San Francisco has become the first major city in the nation to outlaw the declawing of cats.
Some pet owners declaw their felines to protect themselves, or their furniture, from scratches. But pet advocates condemn the practice as animal cruelty.
On Tuesday, the Board of Supervisors voted 9-2 to enact a ban on the declawing of cats. Supervisors Sean Elsbernd and Michela Alioto-Pier voted against the legislation.
“It is well-documented and well-understood from a medical prospective that [declawing] is torture. It is a form of animal cruelty,” said Supervisor Ross Mirkarimi, who introduced the legislation.
Other California cities are considering adopting similar bans. The Los Angeles City Council is expected to vote on whether to enact a ban by the end of the year. West Hollywood banned declawing in 2003. Santa Monica, Beverly Hills and Berkeley are considering similar ordinances. Declawing is illegal in 20 countries, including most of Europe, Brazil, Japan and Israel.
The California Veterinary Medical Association opposed the legislation. The group said declawing should be left up to veterinarians and not politicians.

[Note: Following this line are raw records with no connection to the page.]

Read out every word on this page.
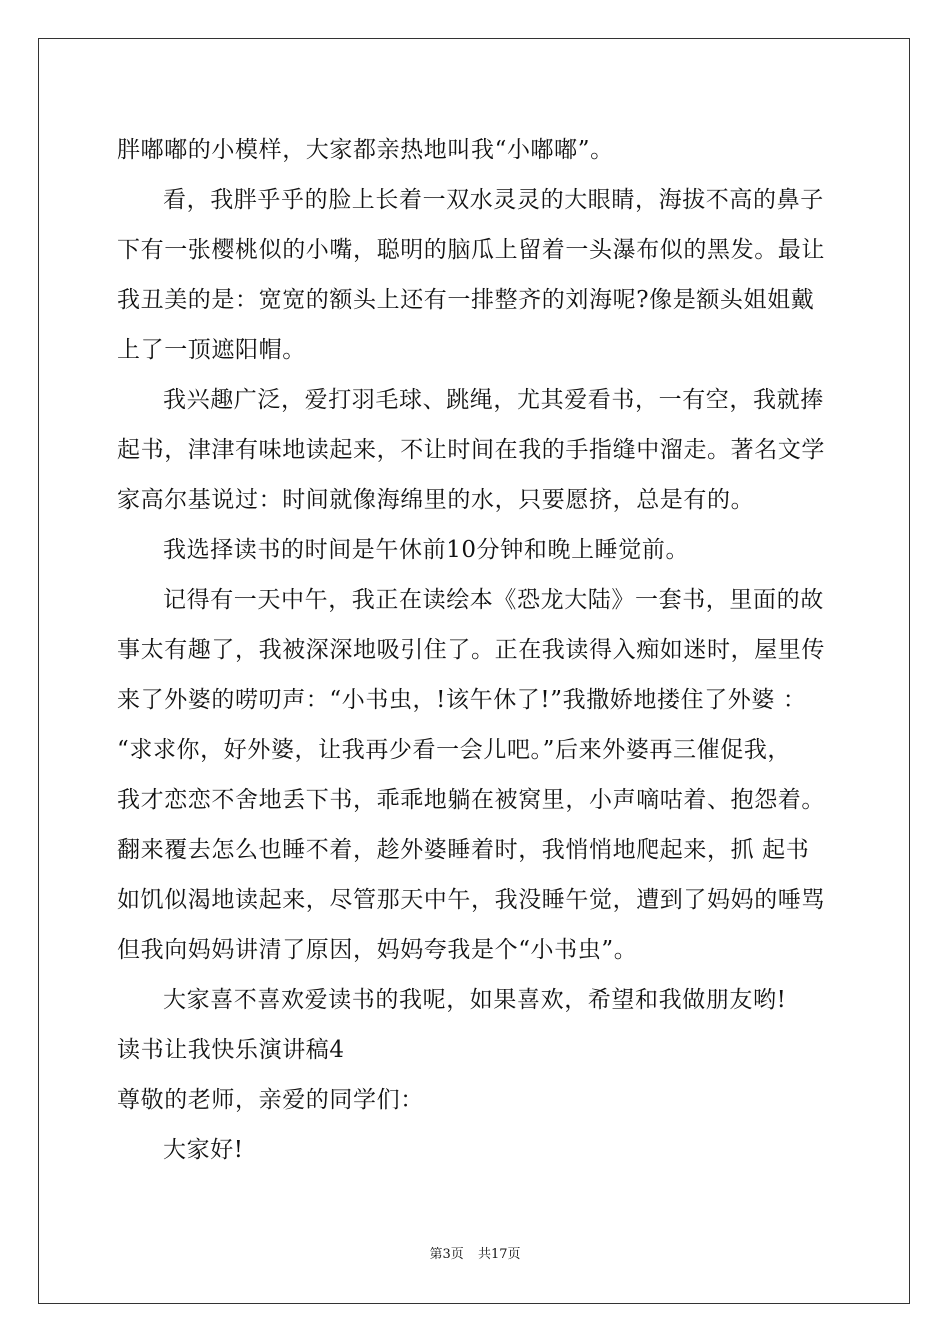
胖嘟嘟的小模样，大家都亲热地叫我“小嘟嘟”。
看，我胖乎乎的脸上长着一双水灵灵的大眼睛，海拔不高的鼻子
下有一张樱桃似的小嘴，聪明的脑瓜上留着一头瀑布似的黑发。最让
我丑美的是：宽宽的额头上还有一排整齐的刘海呢?像是额头姐姐戴
上了一顶遮阳帽。
我兴趣广泛，爱打羽毛球、跳绳，尤其爱看书，一有空，我就捧
起书，津津有味地读起来，不让时间在我的手指缝中溜走。著名文学
家高尔基说过：时间就像海绵里的水，只要愿挤，总是有的。
我选择读书的时间是午休前10分钟和晚上睡觉前。
记得有一天中午，我正在读绘本《恐龙大陆》一套书，里面的故
事太有趣了，我被深深地吸引住了。正在我读得入痴如迷时，屋里传
来了外婆的唠叨声：“小书虫，!该午休了!”我撒娇地搂住了外婆 ：
“求求你，好外婆，让我再少看一会儿吧。”后来外婆再三催促我，
我才恋恋不舍地丢下书，乖乖地躺在被窝里，小声嘀咕着、抱怨着。
翻来覆去怎么也睡不着，趁外婆睡着时，我悄悄地爬起来，抓 起书
如饥似渴地读起来，尽管那天中午，我没睡午觉，遭到了妈妈的唾骂
但我向妈妈讲清了原因，妈妈夸我是个“小书虫”。
大家喜不喜欢爱读书的我呢，如果喜欢，希望和我做朋友哟!
读书让我快乐演讲稿4
尊敬的老师，亲爱的同学们：
大家好!
第3页 共17页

“I don’t support the board making those types of medical decisions,” Alioto-Pier told The Examiner after the meeting. “It seems misplaced. I think that the doctors and the vets should be making those decisions. And if it’s a bigger issue than that then the state of California should be outlawing that.”
Violators of the ban, such as anyone who declaws a cat or a pet owner who approves of a declawing, could face up to six months in jail or a fine of up to $1,000.
Many cities have decided to consider such a ban because a state law was recently adopted that would prohibit cities from enacting the bans after Jan. 1.
IN OTHER ACTION
- In an 11-0 vote, a 66-year lease between the Port of San Francisco and the Exploratorium was approved. The museum plans to relocate from the Palace of Fine Arts to Port property.
- A vote on Mayor Gavin Newsom’s veto of The City’s sanctuary policy legislation was scheduled for Tuesday. The legislation prohibits city officials from reporting undocumented youths to federal authorities for possible deportation unless they are convicted of a felony.
- In an 11-0 vote, legislation empowering the Entertainment Commission to shut down problem nightclubs was approved.